Hartke’s Ship of State, written for piano and 20 players, draws on the poetry of Henry Wadsworth Longfellow in its comparison of a government to a storm-tossed vessel at sea. “Longfellow’s original draft ended with fears of the ship being ‘wrecked upon some treacherous rock’ or ‘rotting in some noisome dock,’" Hartke observes in the recording’s insightful liner notes. "But he thought better of it, changing the final lines to: 'Our hearts, our hopes, our prayers, our tears; Our faith triumphant o’er our fears; Are all with thee, —are all with thee!’”

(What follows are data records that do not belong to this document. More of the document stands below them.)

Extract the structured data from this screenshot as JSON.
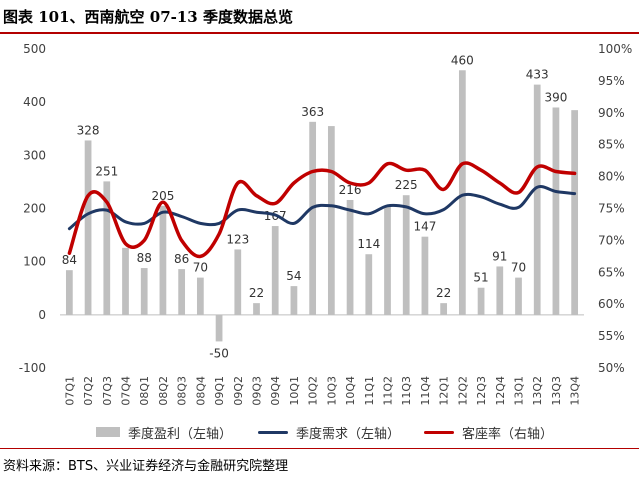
{
  "title": "图表 101、西南航空 07-13 季度数据总览",
  "source": "资料来源：BTS、兴业证券经济与金融研究院整理",
  "colors": {
    "bar": "#bfbfbf",
    "demand": "#1f3864",
    "load": "#c00000",
    "accent_rule": "#b30000"
  },
  "chart_data": {
    "type": "bar+line",
    "title": "西南航空 07-13 季度数据总览",
    "categories": [
      "07Q1",
      "07Q2",
      "07Q3",
      "07Q4",
      "08Q1",
      "08Q2",
      "08Q3",
      "08Q4",
      "09Q1",
      "09Q2",
      "09Q3",
      "09Q4",
      "10Q1",
      "10Q2",
      "10Q3",
      "10Q4",
      "11Q1",
      "11Q2",
      "11Q3",
      "11Q4",
      "12Q1",
      "12Q2",
      "12Q3",
      "12Q4",
      "13Q1",
      "13Q2",
      "13Q3",
      "13Q4"
    ],
    "left_axis": {
      "min": -100,
      "max": 500,
      "ticks": [
        -100,
        0,
        100,
        200,
        300,
        400,
        500
      ]
    },
    "right_axis": {
      "min": 50,
      "max": 100,
      "ticks": [
        "50%",
        "55%",
        "60%",
        "65%",
        "70%",
        "75%",
        "80%",
        "85%",
        "90%",
        "95%",
        "100%"
      ]
    },
    "series": [
      {
        "name": "季度盈利（左轴）",
        "type": "bar",
        "axis": "left",
        "values": [
          84,
          328,
          251,
          126,
          88,
          205,
          86,
          70,
          -50,
          123,
          22,
          167,
          54,
          363,
          355,
          216,
          114,
          205,
          225,
          147,
          22,
          460,
          51,
          91,
          70,
          433,
          390,
          385
        ],
        "labels": [
          "84",
          "328",
          "251",
          "",
          "88",
          "205",
          "86",
          "70",
          "-50",
          "123",
          "22",
          "167",
          "54",
          "363",
          "",
          "216",
          "114",
          "",
          "225",
          "147",
          "22",
          "460",
          "51",
          "91",
          "70",
          "433",
          "390",
          ""
        ]
      },
      {
        "name": "季度需求（左轴）",
        "type": "line",
        "axis": "left",
        "values": [
          162,
          190,
          197,
          175,
          172,
          193,
          185,
          172,
          172,
          197,
          193,
          188,
          172,
          202,
          205,
          197,
          190,
          205,
          203,
          190,
          198,
          225,
          222,
          208,
          202,
          240,
          232,
          228
        ]
      },
      {
        "name": "客座率（右轴）",
        "type": "line",
        "axis": "right",
        "values": [
          68.0,
          77.0,
          76.0,
          69.5,
          70.0,
          76.0,
          70.0,
          67.5,
          71.0,
          79.0,
          77.0,
          75.8,
          79.0,
          80.8,
          80.8,
          79.0,
          79.0,
          82.0,
          81.0,
          81.0,
          78.0,
          82.0,
          81.0,
          79.0,
          77.5,
          81.5,
          80.8,
          80.5
        ]
      }
    ]
  }
}
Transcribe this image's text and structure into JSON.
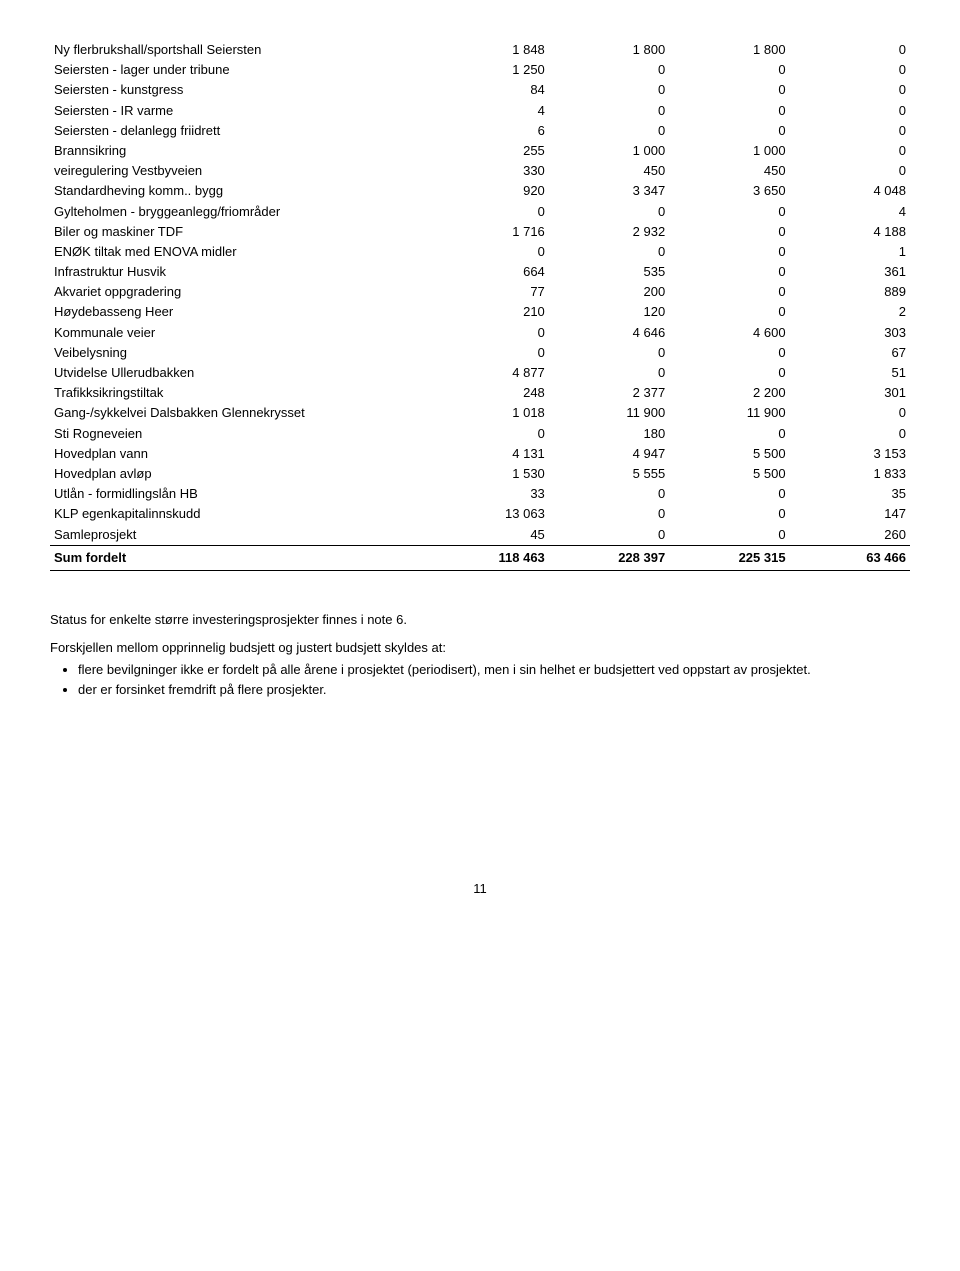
{
  "table": {
    "rows": [
      {
        "label": "Ny flerbrukshall/sportshall Seiersten",
        "c1": "1 848",
        "c2": "1 800",
        "c3": "1 800",
        "c4": "0"
      },
      {
        "label": "Seiersten - lager under tribune",
        "c1": "1 250",
        "c2": "0",
        "c3": "0",
        "c4": "0"
      },
      {
        "label": "Seiersten - kunstgress",
        "c1": "84",
        "c2": "0",
        "c3": "0",
        "c4": "0"
      },
      {
        "label": "Seiersten - IR varme",
        "c1": "4",
        "c2": "0",
        "c3": "0",
        "c4": "0"
      },
      {
        "label": "Seiersten - delanlegg friidrett",
        "c1": "6",
        "c2": "0",
        "c3": "0",
        "c4": "0"
      },
      {
        "label": "Brannsikring",
        "c1": "255",
        "c2": "1 000",
        "c3": "1 000",
        "c4": "0"
      },
      {
        "label": "veiregulering Vestbyveien",
        "c1": "330",
        "c2": "450",
        "c3": "450",
        "c4": "0"
      },
      {
        "label": "Standardheving komm.. bygg",
        "c1": "920",
        "c2": "3 347",
        "c3": "3 650",
        "c4": "4 048"
      },
      {
        "label": "Gylteholmen - bryggeanlegg/friområder",
        "c1": "0",
        "c2": "0",
        "c3": "0",
        "c4": "4"
      },
      {
        "label": "Biler og maskiner TDF",
        "c1": "1 716",
        "c2": "2 932",
        "c3": "0",
        "c4": "4 188"
      },
      {
        "label": "ENØK tiltak med ENOVA midler",
        "c1": "0",
        "c2": "0",
        "c3": "0",
        "c4": "1"
      },
      {
        "label": "Infrastruktur Husvik",
        "c1": "664",
        "c2": "535",
        "c3": "0",
        "c4": "361"
      },
      {
        "label": "Akvariet oppgradering",
        "c1": "77",
        "c2": "200",
        "c3": "0",
        "c4": "889"
      },
      {
        "label": "Høydebasseng  Heer",
        "c1": "210",
        "c2": "120",
        "c3": "0",
        "c4": "2"
      },
      {
        "label": "Kommunale veier",
        "c1": "0",
        "c2": "4 646",
        "c3": "4 600",
        "c4": "303"
      },
      {
        "label": "Veibelysning",
        "c1": "0",
        "c2": "0",
        "c3": "0",
        "c4": "67"
      },
      {
        "label": "Utvidelse Ullerudbakken",
        "c1": "4 877",
        "c2": "0",
        "c3": "0",
        "c4": "51"
      },
      {
        "label": "Trafikksikringstiltak",
        "c1": "248",
        "c2": "2 377",
        "c3": "2 200",
        "c4": "301"
      },
      {
        "label": "Gang-/sykkelvei Dalsbakken Glennekrysset",
        "c1": "1 018",
        "c2": "11 900",
        "c3": "11 900",
        "c4": "0"
      },
      {
        "label": "Sti Rogneveien",
        "c1": "0",
        "c2": "180",
        "c3": "0",
        "c4": "0"
      },
      {
        "label": "Hovedplan vann",
        "c1": "4 131",
        "c2": "4 947",
        "c3": "5 500",
        "c4": "3 153"
      },
      {
        "label": "Hovedplan avløp",
        "c1": "1 530",
        "c2": "5 555",
        "c3": "5 500",
        "c4": "1 833"
      },
      {
        "label": "Utlån - formidlingslån HB",
        "c1": "33",
        "c2": "0",
        "c3": "0",
        "c4": "35"
      },
      {
        "label": "KLP egenkapitalinnskudd",
        "c1": "13 063",
        "c2": "0",
        "c3": "0",
        "c4": "147"
      },
      {
        "label": "Samleprosjekt",
        "c1": "45",
        "c2": "0",
        "c3": "0",
        "c4": "260",
        "underline": true
      }
    ],
    "sum": {
      "label": "Sum fordelt",
      "c1": "118 463",
      "c2": "228 397",
      "c3": "225 315",
      "c4": "63 466"
    }
  },
  "text": {
    "p1": "Status for enkelte større investeringsprosjekter finnes i note 6.",
    "p2": "Forskjellen mellom opprinnelig budsjett og justert budsjett skyldes at:",
    "li1": "flere bevilgninger ikke er fordelt på alle årene i prosjektet (periodisert), men i sin helhet er budsjettert ved oppstart av prosjektet.",
    "li2": "der er forsinket fremdrift på flere prosjekter."
  },
  "page_number": "11"
}
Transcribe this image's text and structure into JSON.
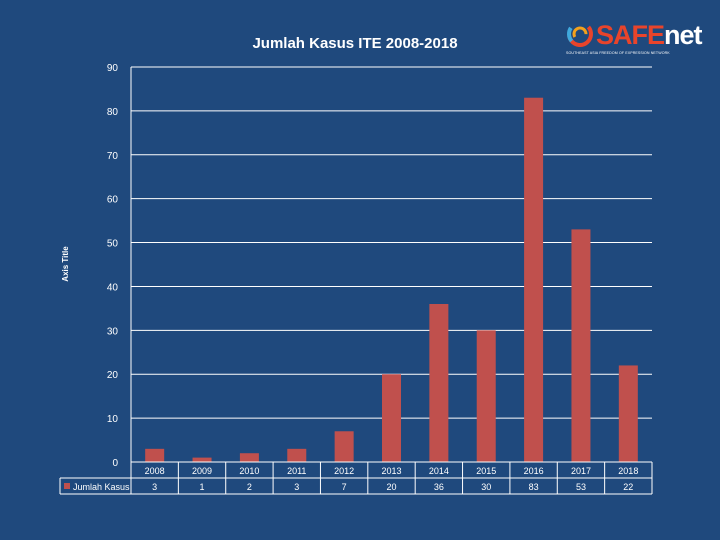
{
  "logo": {
    "brand_a": "SAFE",
    "brand_b": "net",
    "tagline": "SOUTHEAST ASIA FREEDOM OF EXPRESSION NETWORK"
  },
  "chart_data": {
    "type": "bar",
    "title": "Jumlah Kasus ITE 2008-2018",
    "xlabel": "",
    "ylabel": "Axis Title",
    "categories": [
      "2008",
      "2009",
      "2010",
      "2011",
      "2012",
      "2013",
      "2014",
      "2015",
      "2016",
      "2017",
      "2018"
    ],
    "series": [
      {
        "name": "Jumlah Kasus",
        "values": [
          3,
          1,
          2,
          3,
          7,
          20,
          36,
          30,
          83,
          53,
          22
        ],
        "color": "#c0504d"
      }
    ],
    "ylim": [
      0,
      90
    ],
    "yticks": [
      0,
      10,
      20,
      30,
      40,
      50,
      60,
      70,
      80,
      90
    ],
    "grid": true,
    "data_table": true,
    "colors": {
      "background": "#1f497d",
      "bar": "#c0504d",
      "grid": "#ffffff",
      "text": "#ffffff"
    }
  }
}
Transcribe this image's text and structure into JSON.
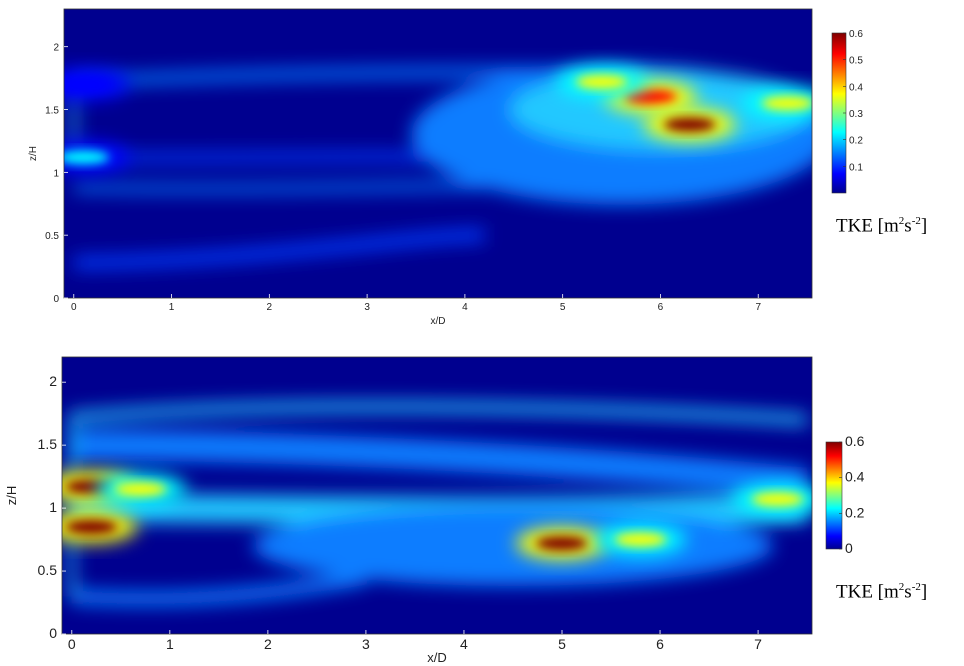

Ogonek’s where are we now, scored for six male voices, four percussionists, and piano, indulges her love of Medieval and Renaissance music, and includes evocative text written for the piece by British writer and librettist Paul Griffiths. “The use of six voices and percussion came, in part, from an idea to separate the sustaining elements of the piano’s sound from its more percussive qualities and to let those characteristics then take on a life of their own,” Ogonek explains.
The Oberlin Concertos follows the April 2021 Oberlin Music release of another showcase of Oberlin composers and musicians, Hartke | Ogonek | Jones. That recording was released in conjunction with Norman | Trigos | Broening, featuring works by acclaimed composers Andrew Norman, Juan Trigos, and Benjamin Broening. Both recordings highlight performances by the Contemporary Music Ensemble under the direction of Weiss.
The Oberlin Concertos was produced by Paul Eachus, director of Conservatory Audio Services at Oberlin, and engineered by Andrew Tripp, associate director of Conservatory Audio Services. Oberlin Music is the official recording label of the Oberlin Conservatory of Music. Oberlin Music titles are available through online retailers everywhere.